I've been following the development of Knol and, well, I don't like it. Despite all Google's efforts to put its own media and content-provider right up there with Wikipedia when I do a Google search, I find Knol entries typically self-promoting and lacking all of the interesting debates that make Wikipedia exciting. They also tend to be very Western-centered, more infomercials than information.
It's clear Google is doing everything to promote its own "authorized" news source. In an article in the New York Times for August 11, 2008, "Is Google a Media Company?," Miquel Helft knows that Knol, which Google owns, is rekindlign fears among some media companies that Google is edging in on their turf. But it is more than that. Google searches seem to turn up Knol results more than other results, although Google denies that it is fudging. Yet, as this image shows, even in its second day of existence, Knol's entries were turning up right under Wikipedia in Google searches. Remember back in the day, how people worried about "pipes" and "content," and wanted them kept separate. Google these days is pipes, content, the whole shebang, more and more.
But the larger issue is what Knol is about. it's less about "authorship" and "credentials," to my mind, than self-advertising, self-promotion, and single-minded and narrow-minded points of view. What I love about Wikipedia is precisely that multiple points of view prevail. Take a look at the Wikipedia essay on "the senses" and you'll see what I mean. The fact is, our "five senses" goes back to Aristotle and we still believe in them and teach them to children even though there is nothing sacrosanct about them at all. Here's part of that long and interesting Wikipedia entry:
"There is no firm agreement among neurologists as to the number of senses because of differing definitions of what constitutes a sense. One definition states that an exteroceptive sense is a faculty by which outside stimuli are perceived.[1] The traditional five senses are sight, hearing, touch, smell, taste: a classification attributed to Aristotle.[2] Humans also have at least six additional senses (a total of eleven including interoceptive senses) that include: nociception (pain), equilibrioception (balance), proprioception & kinesthesia (joint motion and acceleration), sense of time, thermoception (temperature differences), and in some a weak magnetoception (direction)[3]. One commonly recognized catagorisation for human senses is as follows: chemoreception; photoreception; mechanoreception; and thermoception.

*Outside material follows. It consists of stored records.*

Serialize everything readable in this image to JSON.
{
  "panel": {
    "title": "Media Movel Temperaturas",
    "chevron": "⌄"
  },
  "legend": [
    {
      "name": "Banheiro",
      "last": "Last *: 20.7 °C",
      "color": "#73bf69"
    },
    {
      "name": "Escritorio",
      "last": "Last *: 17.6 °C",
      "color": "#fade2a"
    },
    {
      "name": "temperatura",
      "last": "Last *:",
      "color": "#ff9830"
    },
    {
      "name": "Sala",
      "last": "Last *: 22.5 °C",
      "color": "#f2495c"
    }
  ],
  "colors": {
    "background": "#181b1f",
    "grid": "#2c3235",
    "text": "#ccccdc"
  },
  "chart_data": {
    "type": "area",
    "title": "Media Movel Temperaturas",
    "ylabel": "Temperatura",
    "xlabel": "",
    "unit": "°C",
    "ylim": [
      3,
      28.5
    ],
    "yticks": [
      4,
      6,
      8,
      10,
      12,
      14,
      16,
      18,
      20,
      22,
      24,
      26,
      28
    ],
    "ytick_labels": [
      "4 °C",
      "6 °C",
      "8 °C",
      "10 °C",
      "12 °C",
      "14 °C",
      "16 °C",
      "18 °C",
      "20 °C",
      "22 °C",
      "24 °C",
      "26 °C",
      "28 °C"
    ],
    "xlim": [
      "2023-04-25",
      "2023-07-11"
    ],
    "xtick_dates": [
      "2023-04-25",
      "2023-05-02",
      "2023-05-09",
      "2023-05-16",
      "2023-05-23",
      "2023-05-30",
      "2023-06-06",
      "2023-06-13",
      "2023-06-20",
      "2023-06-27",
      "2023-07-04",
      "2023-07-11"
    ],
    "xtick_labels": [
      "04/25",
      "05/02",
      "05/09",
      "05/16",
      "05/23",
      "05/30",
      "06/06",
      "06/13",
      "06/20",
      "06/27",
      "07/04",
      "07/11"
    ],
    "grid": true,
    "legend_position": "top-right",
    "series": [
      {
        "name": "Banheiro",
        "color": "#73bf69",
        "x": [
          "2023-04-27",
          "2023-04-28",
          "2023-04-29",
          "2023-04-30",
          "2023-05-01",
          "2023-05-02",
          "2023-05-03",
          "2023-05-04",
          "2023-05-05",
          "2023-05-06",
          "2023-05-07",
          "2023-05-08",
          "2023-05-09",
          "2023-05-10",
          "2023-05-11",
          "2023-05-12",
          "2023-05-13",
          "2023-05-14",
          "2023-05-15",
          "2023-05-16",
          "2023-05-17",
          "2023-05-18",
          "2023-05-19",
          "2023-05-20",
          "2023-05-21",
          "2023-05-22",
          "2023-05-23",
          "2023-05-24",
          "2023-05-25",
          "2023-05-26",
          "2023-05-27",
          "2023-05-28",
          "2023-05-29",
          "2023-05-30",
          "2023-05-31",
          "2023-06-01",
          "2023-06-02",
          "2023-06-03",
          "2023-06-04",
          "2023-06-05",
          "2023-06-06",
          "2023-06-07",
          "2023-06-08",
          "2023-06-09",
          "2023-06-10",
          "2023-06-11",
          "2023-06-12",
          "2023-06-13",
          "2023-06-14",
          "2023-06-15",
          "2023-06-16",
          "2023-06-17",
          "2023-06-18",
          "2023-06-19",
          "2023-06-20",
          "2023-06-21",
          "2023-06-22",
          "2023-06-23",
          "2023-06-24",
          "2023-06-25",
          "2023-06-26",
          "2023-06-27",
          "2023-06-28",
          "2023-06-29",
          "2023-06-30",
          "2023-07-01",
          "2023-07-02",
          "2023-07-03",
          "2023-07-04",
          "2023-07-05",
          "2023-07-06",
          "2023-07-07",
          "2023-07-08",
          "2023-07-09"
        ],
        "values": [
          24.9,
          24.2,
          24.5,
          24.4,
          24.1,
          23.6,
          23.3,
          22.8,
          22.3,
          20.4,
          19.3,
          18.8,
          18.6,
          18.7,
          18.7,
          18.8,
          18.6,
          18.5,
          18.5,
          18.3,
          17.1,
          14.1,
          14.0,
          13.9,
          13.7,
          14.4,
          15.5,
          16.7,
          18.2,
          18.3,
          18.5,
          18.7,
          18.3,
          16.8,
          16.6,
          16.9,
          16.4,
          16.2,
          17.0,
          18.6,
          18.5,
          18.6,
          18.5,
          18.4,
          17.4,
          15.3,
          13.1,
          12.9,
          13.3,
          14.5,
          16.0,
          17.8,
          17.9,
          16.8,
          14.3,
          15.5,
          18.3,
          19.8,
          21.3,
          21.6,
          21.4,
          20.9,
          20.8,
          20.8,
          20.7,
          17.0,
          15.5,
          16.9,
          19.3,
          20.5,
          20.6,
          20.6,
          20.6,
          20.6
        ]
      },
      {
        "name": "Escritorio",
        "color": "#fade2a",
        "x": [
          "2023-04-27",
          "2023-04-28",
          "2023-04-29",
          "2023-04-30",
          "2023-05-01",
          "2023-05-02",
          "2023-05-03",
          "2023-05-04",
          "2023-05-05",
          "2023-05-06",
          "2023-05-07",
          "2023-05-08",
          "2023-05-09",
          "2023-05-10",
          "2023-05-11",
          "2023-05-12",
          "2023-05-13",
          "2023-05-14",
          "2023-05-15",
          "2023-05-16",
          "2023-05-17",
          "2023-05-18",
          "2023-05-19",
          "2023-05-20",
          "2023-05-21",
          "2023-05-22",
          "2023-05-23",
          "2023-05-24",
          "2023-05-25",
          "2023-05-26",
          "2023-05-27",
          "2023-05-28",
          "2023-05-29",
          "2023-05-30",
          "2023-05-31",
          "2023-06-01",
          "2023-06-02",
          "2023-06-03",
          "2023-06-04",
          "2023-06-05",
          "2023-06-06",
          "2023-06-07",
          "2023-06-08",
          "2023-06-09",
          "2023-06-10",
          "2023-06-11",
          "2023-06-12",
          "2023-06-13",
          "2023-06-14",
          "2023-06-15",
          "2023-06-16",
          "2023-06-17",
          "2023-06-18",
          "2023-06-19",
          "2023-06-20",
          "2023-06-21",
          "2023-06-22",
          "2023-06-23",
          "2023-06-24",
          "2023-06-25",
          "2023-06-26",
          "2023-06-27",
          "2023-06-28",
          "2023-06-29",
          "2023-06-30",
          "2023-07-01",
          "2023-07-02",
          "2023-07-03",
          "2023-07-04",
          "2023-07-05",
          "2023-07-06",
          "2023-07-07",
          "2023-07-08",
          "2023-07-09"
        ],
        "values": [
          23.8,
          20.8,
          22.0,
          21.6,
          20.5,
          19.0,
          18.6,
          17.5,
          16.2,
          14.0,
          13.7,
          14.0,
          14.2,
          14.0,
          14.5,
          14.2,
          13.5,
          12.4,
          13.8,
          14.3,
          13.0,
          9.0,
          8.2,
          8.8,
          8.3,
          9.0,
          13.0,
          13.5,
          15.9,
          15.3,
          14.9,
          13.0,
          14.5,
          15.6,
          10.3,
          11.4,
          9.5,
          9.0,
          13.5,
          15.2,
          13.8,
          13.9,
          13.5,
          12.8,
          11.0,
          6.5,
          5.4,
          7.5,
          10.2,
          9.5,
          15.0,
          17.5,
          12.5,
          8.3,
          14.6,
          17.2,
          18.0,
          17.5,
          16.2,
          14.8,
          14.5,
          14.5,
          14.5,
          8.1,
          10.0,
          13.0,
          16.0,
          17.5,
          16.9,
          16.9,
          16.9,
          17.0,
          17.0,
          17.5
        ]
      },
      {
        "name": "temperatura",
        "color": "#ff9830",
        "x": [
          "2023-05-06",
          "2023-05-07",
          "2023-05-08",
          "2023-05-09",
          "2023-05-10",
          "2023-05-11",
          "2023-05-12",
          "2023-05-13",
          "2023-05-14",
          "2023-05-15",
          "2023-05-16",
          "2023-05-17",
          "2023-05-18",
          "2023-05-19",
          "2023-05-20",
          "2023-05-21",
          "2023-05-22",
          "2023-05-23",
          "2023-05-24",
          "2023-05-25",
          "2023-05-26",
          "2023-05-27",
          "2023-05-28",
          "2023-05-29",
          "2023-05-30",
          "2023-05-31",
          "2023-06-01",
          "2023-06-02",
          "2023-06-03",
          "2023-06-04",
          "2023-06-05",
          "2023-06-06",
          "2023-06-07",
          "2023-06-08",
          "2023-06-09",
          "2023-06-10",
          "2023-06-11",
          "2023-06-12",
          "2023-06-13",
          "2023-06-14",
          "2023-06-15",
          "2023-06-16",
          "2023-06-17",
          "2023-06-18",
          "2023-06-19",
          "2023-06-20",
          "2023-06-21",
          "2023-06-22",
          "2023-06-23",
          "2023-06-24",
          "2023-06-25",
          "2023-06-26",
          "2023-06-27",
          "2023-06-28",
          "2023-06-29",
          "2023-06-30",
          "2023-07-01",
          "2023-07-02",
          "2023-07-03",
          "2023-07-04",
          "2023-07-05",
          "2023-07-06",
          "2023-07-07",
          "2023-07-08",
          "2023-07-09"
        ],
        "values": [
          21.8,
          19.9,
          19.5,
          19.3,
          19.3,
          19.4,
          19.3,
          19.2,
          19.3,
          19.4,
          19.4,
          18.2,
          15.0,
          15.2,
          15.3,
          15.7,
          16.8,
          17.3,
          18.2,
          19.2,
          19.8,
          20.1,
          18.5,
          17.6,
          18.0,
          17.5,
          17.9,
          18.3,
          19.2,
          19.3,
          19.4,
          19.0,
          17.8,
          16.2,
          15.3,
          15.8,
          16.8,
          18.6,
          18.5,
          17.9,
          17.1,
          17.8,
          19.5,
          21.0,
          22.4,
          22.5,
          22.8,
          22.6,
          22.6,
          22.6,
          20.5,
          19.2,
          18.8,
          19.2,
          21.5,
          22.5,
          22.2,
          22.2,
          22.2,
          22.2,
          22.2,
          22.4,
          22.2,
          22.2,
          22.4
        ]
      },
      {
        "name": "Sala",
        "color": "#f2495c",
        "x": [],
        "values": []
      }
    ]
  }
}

Indeed, all human senses fit into one of these four categories.Different senses also exist in other organisms, for example electroreception.
A broadly acceptable definition of a sense would be "a system that consists of a group sensory cell types that responds to a specific physical phenomenon, and that corresponds to a particular group of regions within the brain where the signals are received and interpreted." Disputes about the number of senses arise typically regarding the classification of the various cell types and their mapping to regions of the brain."
If I search for "senses" on Knol, I get a list of arguments from dull to duller, and none of them tell me what I want: "Marketelligent Declaration" by Bhupendra Khanal, "Counting Carbohydrates for Diabetes" by David Edelman, "Ten Common Sense Portion Control Strategies for Long-Term Weight Loss" by Eric White, "A Hearing Aid Compatible Headset Can Reopen the Sense of sound," "Common Sense About Difficulties in the Bible," "Writing Well: Use Your Senses."
Knol flaunts authorship and credentials. Really? Not in the list above. It has a long, long way to go before it is anything close to interesting in the Wikipedia way---but Google may well be sending you there first because, of course, hits mean revenue, hits allow for better data collection, hits allow for target marketing. ...
Comments (1)
I don't know why google is being criticized for starting knol.
Google created a blogging platform or bought it and made it a part of google. Now it initiated a wiki platform called Knol.
People think google will give preference to its platforms in search. May be. But then public will not go to it for searching if google fails to provide the best information in its search results. In search business I do not see any feature that creates a monopoly.
Google is providing an opportunity for many people to create mini wiki encyclopedias in their subjects of interest and competence and under their editorship. Certainly some people are going to come out with outstanding mini encyclopedias on Google Knol and thus contribute to the knowledge base of the world.
One only hopes Google Knol platform will become profitable and survive for a long time.